The winner of the ruling party's presidential election will take over from outgoing ANC leader Jacob Zuma, although his term as South Africa's president only officially ends in 2019.
The elective conference is due to start on December 16th in Soweto, Gauteng, and it will run for four days. During this time delegates will elect the ANC's top six leaders as well as the members of its national executive committee for the next five years.
However, the branch tallies that were submitted by Monday’s deadline only give Mr Ramaphosa the edge in what has been a highly competitive and confrontational election contest to date.
The vote could still swing in favour of Ms Dlamini-Zuma
There are still up to 930 voting delegates who can come from branches that did not finalise their nominations with their provincial structures on time. While no decision has been taken yet on whether they will be allowed to attend the conference, most are expected to.
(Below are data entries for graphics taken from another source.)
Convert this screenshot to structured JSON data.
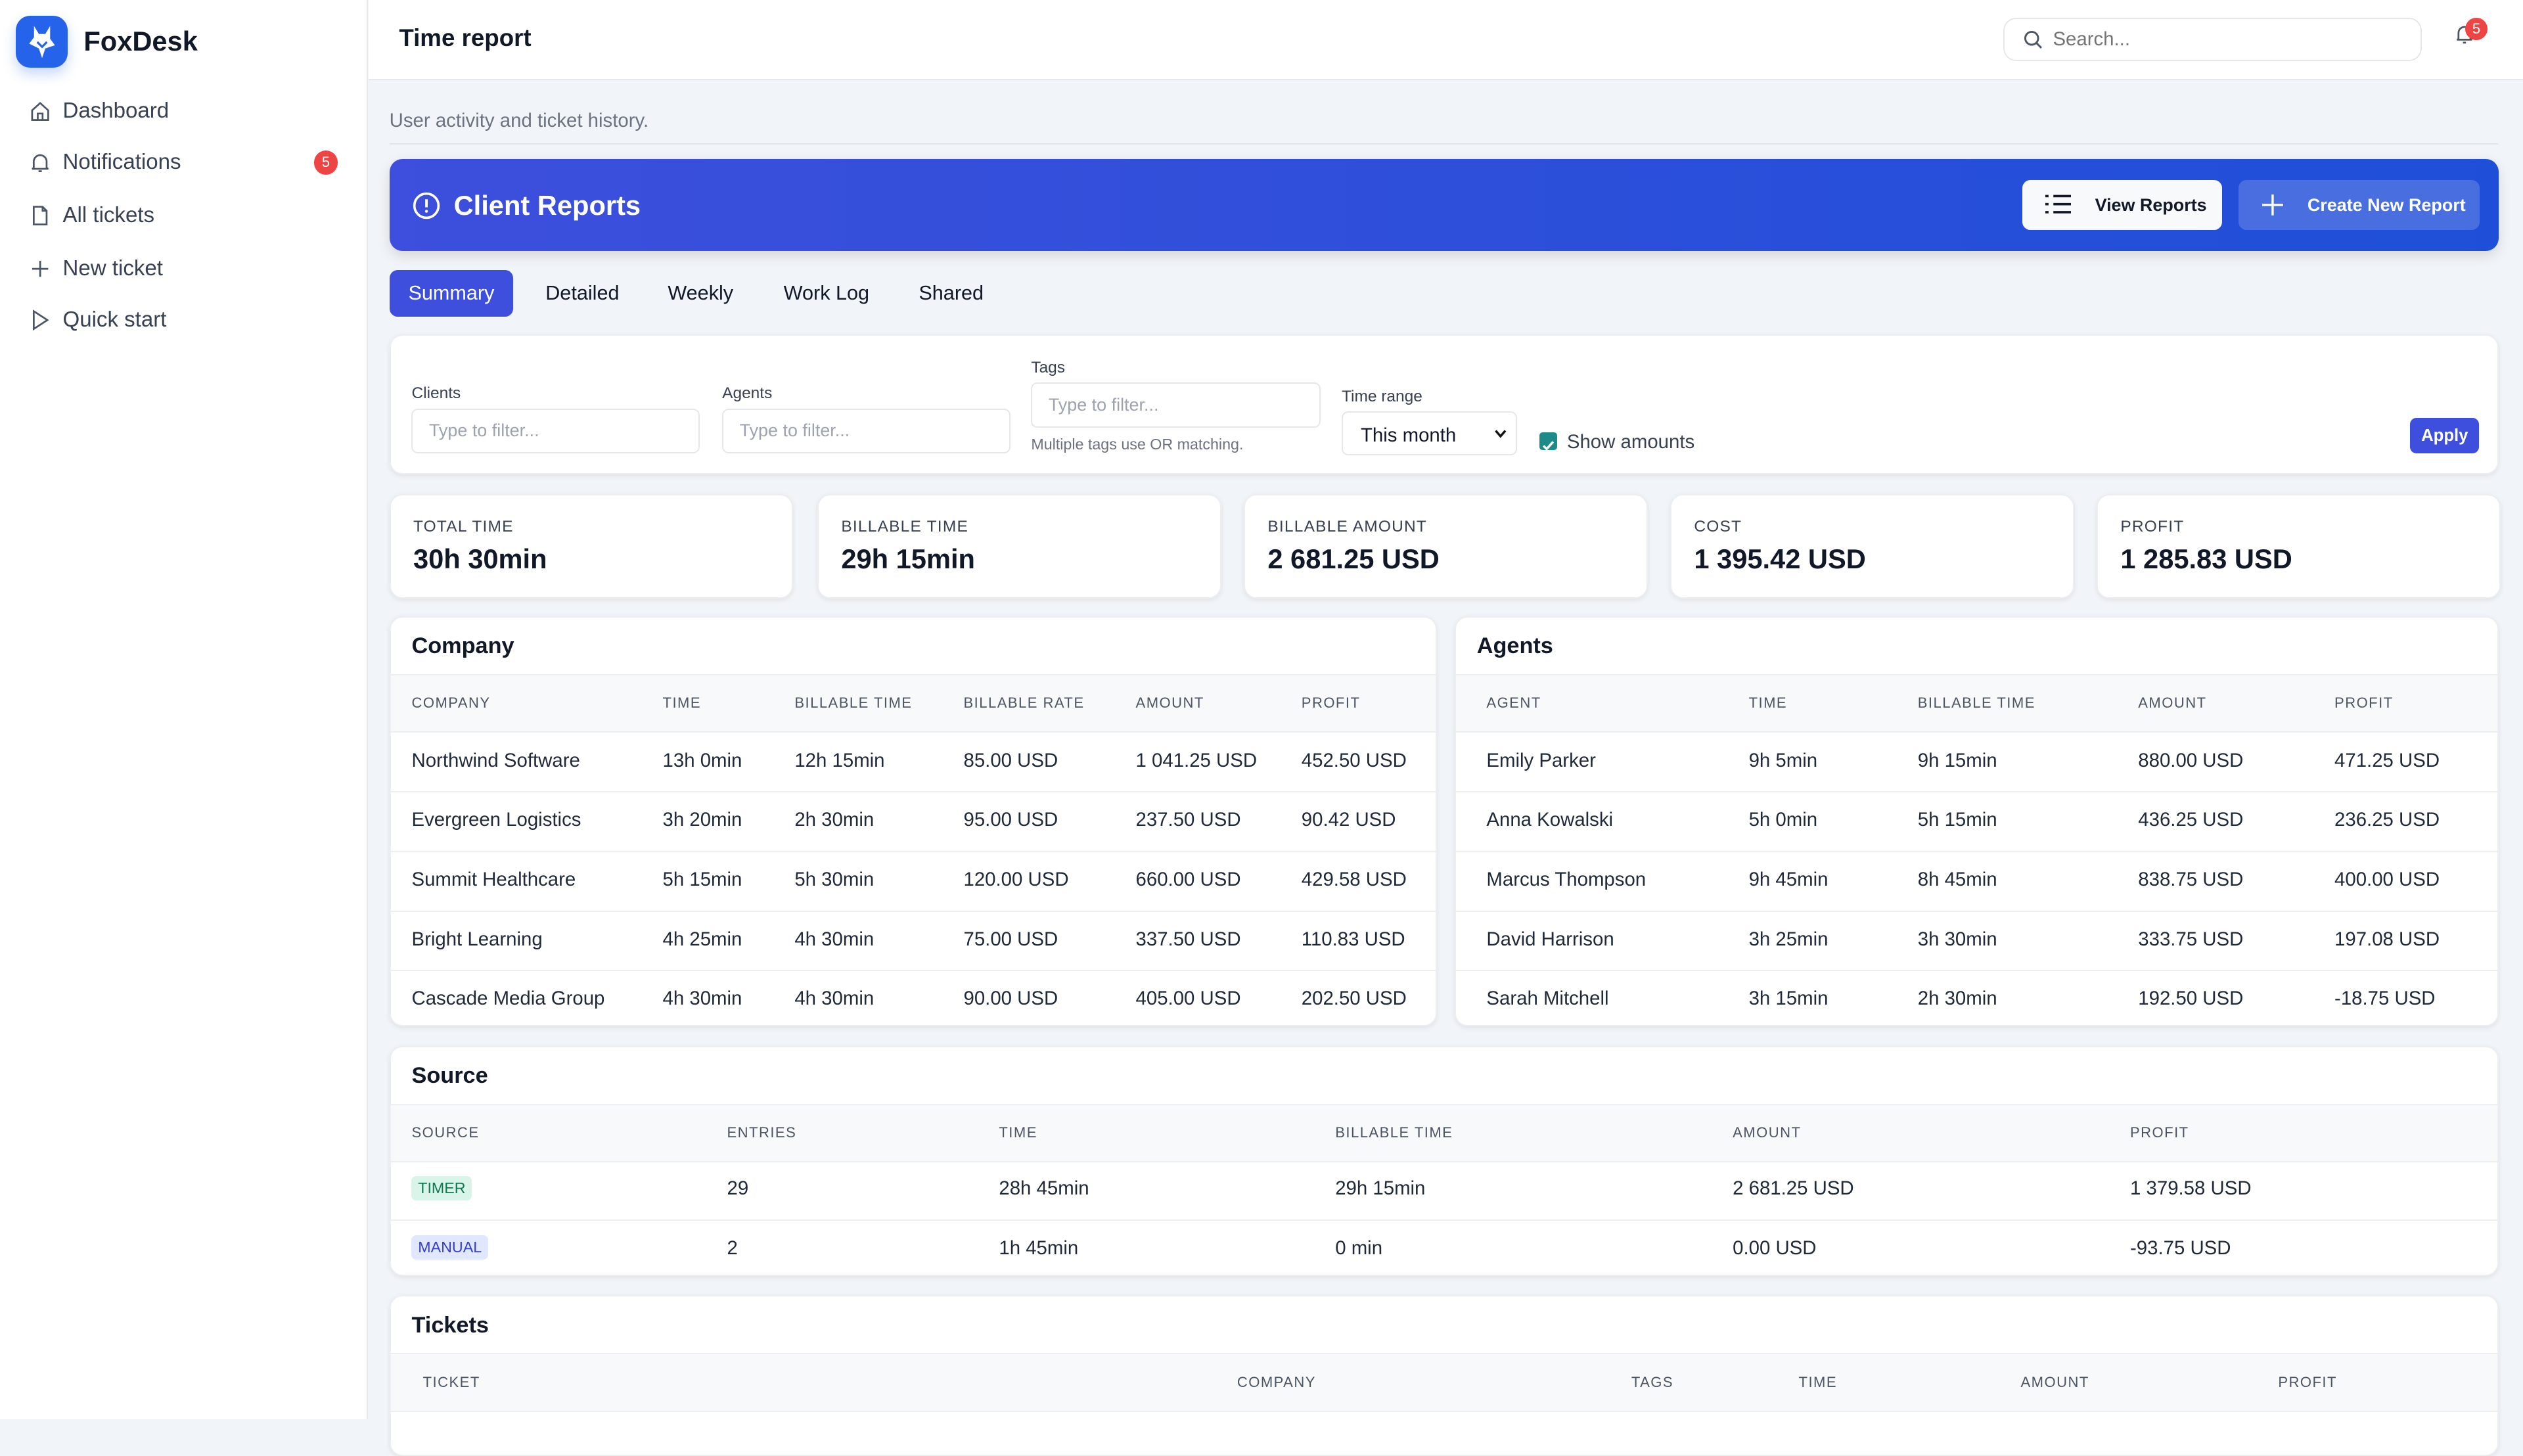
{
  "app": {
    "name": "FoxDesk"
  },
  "sidebar": {
    "items": [
      {
        "label": "Dashboard",
        "icon": "home-icon"
      },
      {
        "label": "Notifications",
        "icon": "bell-icon",
        "badge": "5"
      },
      {
        "label": "All tickets",
        "icon": "file-icon"
      },
      {
        "label": "New ticket",
        "icon": "plus-icon"
      },
      {
        "label": "Quick start",
        "icon": "play-icon"
      }
    ]
  },
  "header": {
    "title": "Time report",
    "search_placeholder": "Search...",
    "notif_count": "5"
  },
  "page": {
    "subtitle": "User activity and ticket history."
  },
  "banner": {
    "title": "Client Reports",
    "view_label": "View Reports",
    "create_label": "Create New Report"
  },
  "tabs": [
    "Summary",
    "Detailed",
    "Weekly",
    "Work Log",
    "Shared"
  ],
  "filters": {
    "clients_label": "Clients",
    "clients_placeholder": "Type to filter...",
    "agents_label": "Agents",
    "agents_placeholder": "Type to filter...",
    "tags_label": "Tags",
    "tags_placeholder": "Type to filter...",
    "tags_help": "Multiple tags use OR matching.",
    "time_range_label": "Time range",
    "time_range_value": "This month",
    "show_amounts_label": "Show amounts",
    "show_amounts_checked": true,
    "apply_label": "Apply"
  },
  "stats": [
    {
      "label": "TOTAL TIME",
      "value": "30h 30min"
    },
    {
      "label": "BILLABLE TIME",
      "value": "29h 15min"
    },
    {
      "label": "BILLABLE AMOUNT",
      "value": "2 681.25 USD"
    },
    {
      "label": "COST",
      "value": "1 395.42 USD"
    },
    {
      "label": "PROFIT",
      "value": "1 285.83 USD"
    }
  ],
  "company": {
    "title": "Company",
    "columns": [
      "COMPANY",
      "TIME",
      "BILLABLE TIME",
      "BILLABLE RATE",
      "AMOUNT",
      "PROFIT"
    ],
    "rows": [
      [
        "Northwind Software",
        "13h 0min",
        "12h 15min",
        "85.00 USD",
        "1 041.25 USD",
        "452.50 USD"
      ],
      [
        "Evergreen Logistics",
        "3h 20min",
        "2h 30min",
        "95.00 USD",
        "237.50 USD",
        "90.42 USD"
      ],
      [
        "Summit Healthcare",
        "5h 15min",
        "5h 30min",
        "120.00 USD",
        "660.00 USD",
        "429.58 USD"
      ],
      [
        "Bright Learning",
        "4h 25min",
        "4h 30min",
        "75.00 USD",
        "337.50 USD",
        "110.83 USD"
      ],
      [
        "Cascade Media Group",
        "4h 30min",
        "4h 30min",
        "90.00 USD",
        "405.00 USD",
        "202.50 USD"
      ]
    ]
  },
  "agents": {
    "title": "Agents",
    "columns": [
      "AGENT",
      "TIME",
      "BILLABLE TIME",
      "AMOUNT",
      "PROFIT"
    ],
    "rows": [
      [
        "Emily Parker",
        "9h 5min",
        "9h 15min",
        "880.00 USD",
        "471.25 USD"
      ],
      [
        "Anna Kowalski",
        "5h 0min",
        "5h 15min",
        "436.25 USD",
        "236.25 USD"
      ],
      [
        "Marcus Thompson",
        "9h 45min",
        "8h 45min",
        "838.75 USD",
        "400.00 USD"
      ],
      [
        "David Harrison",
        "3h 25min",
        "3h 30min",
        "333.75 USD",
        "197.08 USD"
      ],
      [
        "Sarah Mitchell",
        "3h 15min",
        "2h 30min",
        "192.50 USD",
        "-18.75 USD"
      ]
    ]
  },
  "source": {
    "title": "Source",
    "columns": [
      "SOURCE",
      "ENTRIES",
      "TIME",
      "BILLABLE TIME",
      "AMOUNT",
      "PROFIT"
    ],
    "rows": [
      [
        "TIMER",
        "29",
        "28h 45min",
        "29h 15min",
        "2 681.25 USD",
        "1 379.58 USD"
      ],
      [
        "MANUAL",
        "2",
        "1h 45min",
        "0 min",
        "0.00 USD",
        "-93.75 USD"
      ]
    ],
    "colors": {
      "TIMER": [
        "#d9f5ea",
        "#0f7a4f"
      ],
      "MANUAL": [
        "#e0e7ff",
        "#3740c9"
      ]
    }
  },
  "tickets": {
    "title": "Tickets",
    "columns": [
      "TICKET",
      "COMPANY",
      "TAGS",
      "TIME",
      "AMOUNT",
      "PROFIT"
    ]
  }
}
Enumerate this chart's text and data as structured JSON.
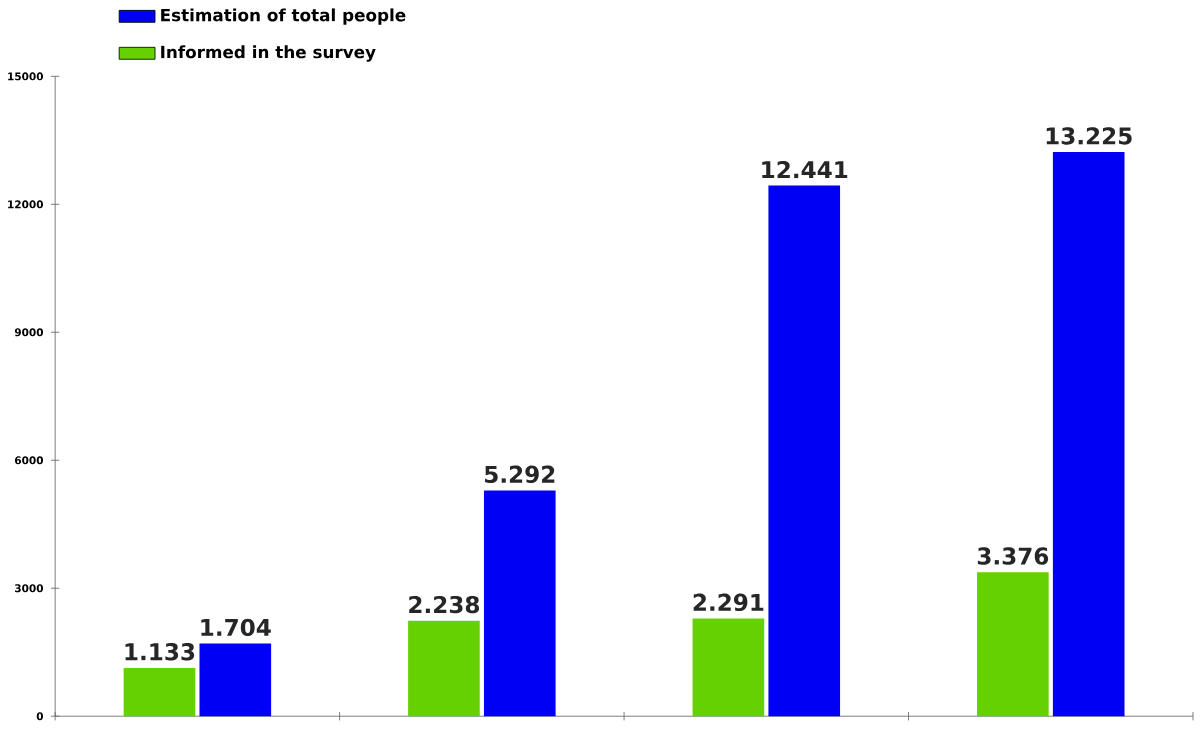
{
  "chart_data": {
    "type": "bar",
    "categories": [
      null,
      null,
      null,
      null
    ],
    "series": [
      {
        "name": "Informed in the survey",
        "color": "#66d100",
        "values": [
          1133,
          2238,
          2291,
          3376
        ],
        "value_labels": [
          "1.133",
          "2.238",
          "2.291",
          "3.376"
        ]
      },
      {
        "name": "Estimation of total people",
        "color": "#0000f5",
        "values": [
          1704,
          5292,
          12441,
          13225
        ],
        "value_labels": [
          "1.704",
          "5.292",
          "12.441",
          "13.225"
        ]
      }
    ],
    "ylim": [
      0,
      15000
    ],
    "yticks": [
      0,
      3000,
      6000,
      9000,
      12000,
      15000
    ],
    "grid": false,
    "legend": "top left"
  }
}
In addition, a further 223 branches in Mpumalanga spoilt their nominations for the ANC’s top jobs in an apparent bid to undermine the factional nature of the contest so far. They will also send voting delegates to the conference.
With the remaining delegates drawn from the party’s national and provincial leadership structures, as well as the youth, women and military veterans’ leagues, the vote could still swing in favour of Ms Dlamini-Zuma.
Ms Dlamini-Zuma is Mr Zuma’s ex-wife and preferred candidate. If she wins the ANC presidency, Mr Zuma is expected to see out his term as South Africa’s leader.
However, the corruption allegations that continue to swirl around him could negatively affect her chances of becoming South Africa’s president in 2019, when general elections are due.
If Mr Ramaphosa is elected then the ANC is expected to recall Mr Zuma from office early next year. This would to give Mr Ramaphosa and the ANC the opportunity to run a general election campaign without the compromised Mr Zuma undermining their efforts to attract voter support.